Sunday, October 17, 2010

Fearless Love !!!

I may not have seen enough of this world, but one thing I have come across at so many instances is that where there is love, there is fear. Fear of losing, or even fear of winning. When you get what you want in lyf, there is a fear of losing that is so close to you and if you don't get something you want so badly, you have the fear of facing the world without your achievements. When you have a fake identity on the internet, then you have the fear of becoming public figure. Fear of being followed, fear of being watched of your each action online, fear of statcounter being hacked, fear of your e-mail or blog being hacked. But at the end of the day, what matters is not the feeling of having fear, but the strive to still carry on in-spite of those fears. It's ok to have fears, but its an achievement to be Fearless.

I read this quote by Taylor Swift  - To me, Fearless is not the absense of fear. It's not being completely unafraid. To me, Fearles is having fears. Fearless is having doubts. Lots of them. To me, Fearless is living in spite of those things that scare you to death. Fearless is falling madly in love again, even though you've been hurt before. Fearless is walking into your freshmen year of high school at fifteen. Fearless is getting back up and fighting for what you want over and over again...even though every time you've tried before, you've lost. It's Fearless to have faith that someday things will change. Fearless is having the courage to say goodbye to someone who only hurts you, even if you can't breathe without them. I think it's Fearless to fall for your best friend, even though he's in love with someone else. And when someone apologizes to you enough times for things they'll never stop doing, I think it's Fearless to stop believing them. It's Fearless to say "you're NOT sorry", and walk away. I think loving something despite what people think is Fearless. I think allowing yourself to cry on the bathroom floor is Fearless. Letting go is Fearless. Then, moving on and being alright...That's Fearless too. But no matter what love throws at you, you have to believe in it. You have to believe in love stories and prince charmings and happily ever after. That's why I write these songs. Because I think love is Fearless.
Sometimes you meet a person in life with whom you sync up so many things in life. Your smiles are linked... Everytime I listen to this song... it reminds me of the days when I loved fearlessly.




Fearless
Songwriters: Lindsey, Hillary; Rose, Liz; Swift, Taylor Alison;

 There's somethin' 'bout the way 



The street looks when it's just rained
There’s a glow off the pavement 
You walk me to the car 
And you know I wanna ask you to dance right there 
In the middle of the parking lot 
Yeah

We're drivin' down the road 
I wonder if you know 
I'm tryin' so hard not to get caught up now 
But you're just so cool 
Run your hands through your hair 
Absent mindedly makin' me want you

And I don't know how it gets better than this 
You take my hand and drag me head first 
Fearless 
And I don't know why but with you I'd dance 
In a storm in my best dress 
Fearless

So baby drive slow
‘Til we run out of road in this one horse town 
I wanna stay right here in this passenger’s seat 
You put your eyes on me 
In this moment now capture every memory

And I don't know how it gets better than this 
You take my hand and drag me head first 
Fearless 
And I don't know why but with you I’d dance 
In a storm in my best dress 
Fearless

Well you stood there with me in the doorway 
my hands shake 
I'm not usually this way but
You pull me in & I’m a little more brave
It’s the first kiss, it's flawless, really somethin’, it’s fearless.

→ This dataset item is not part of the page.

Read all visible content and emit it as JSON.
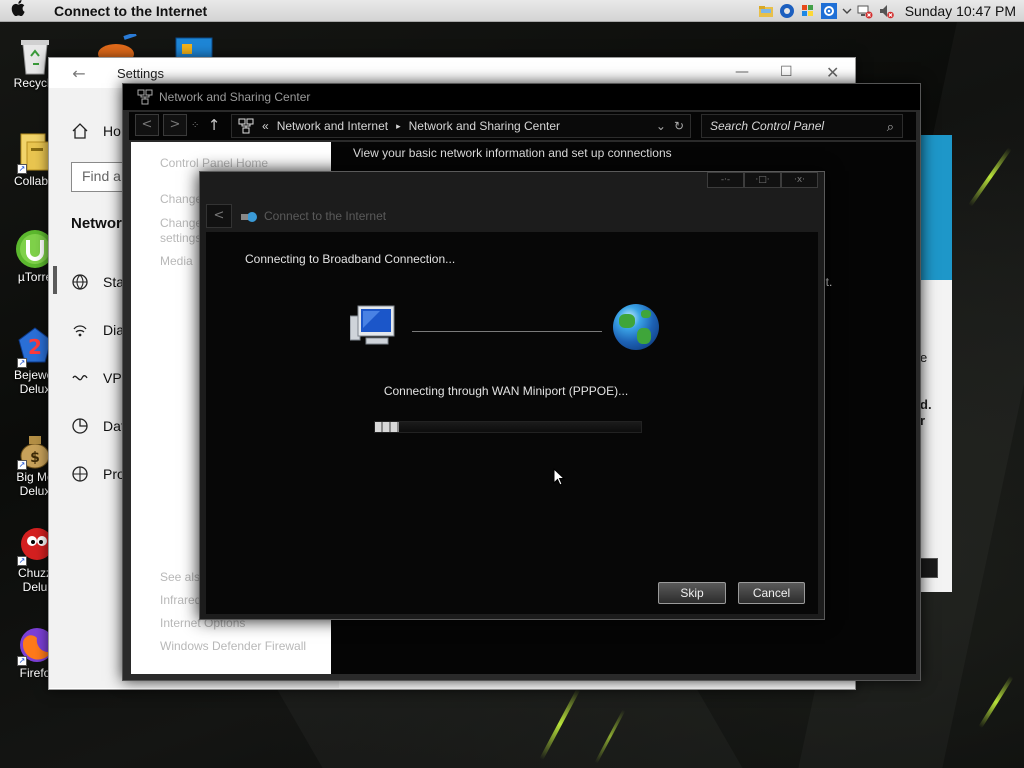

And I don't know how it gets better than this 
You take my hand and drag me head first 
Fearless 
And I don't know why but with you I’d dance 
In a storm in my best dress
Fearless
I may promise to hereby love fearlessly for the rest of my life, but promises have always been broken. You were supposed to be "The One" for me. You were supposed to take care of me forever. You were the one who was supposed to make me feel fearless. I had my doubts all along the way, but you always proved me wrong. Then out of the blue, you made me realize that I was correct when I was scared. You lived up to all of of my doubts. It was as if, when I was almost healed, you broke me again. Am I just suppose to move on....to forget? And hope that its for my own good? To spare me? Because I deserve something more?  You were the one I cared about. If loneliness and pain is better... then I can say it's getting better day by day.


How am I to act as if you never came along? How am I supposed to stop thinking about you next second? How am I to delete your name, your number, your memory? I can't do that. I can't un-love you. I thought I did not want to complain, seriously, this is not a complaint anymore. I don't know how the topic being fearless turned into this. So just stopping it right here and now.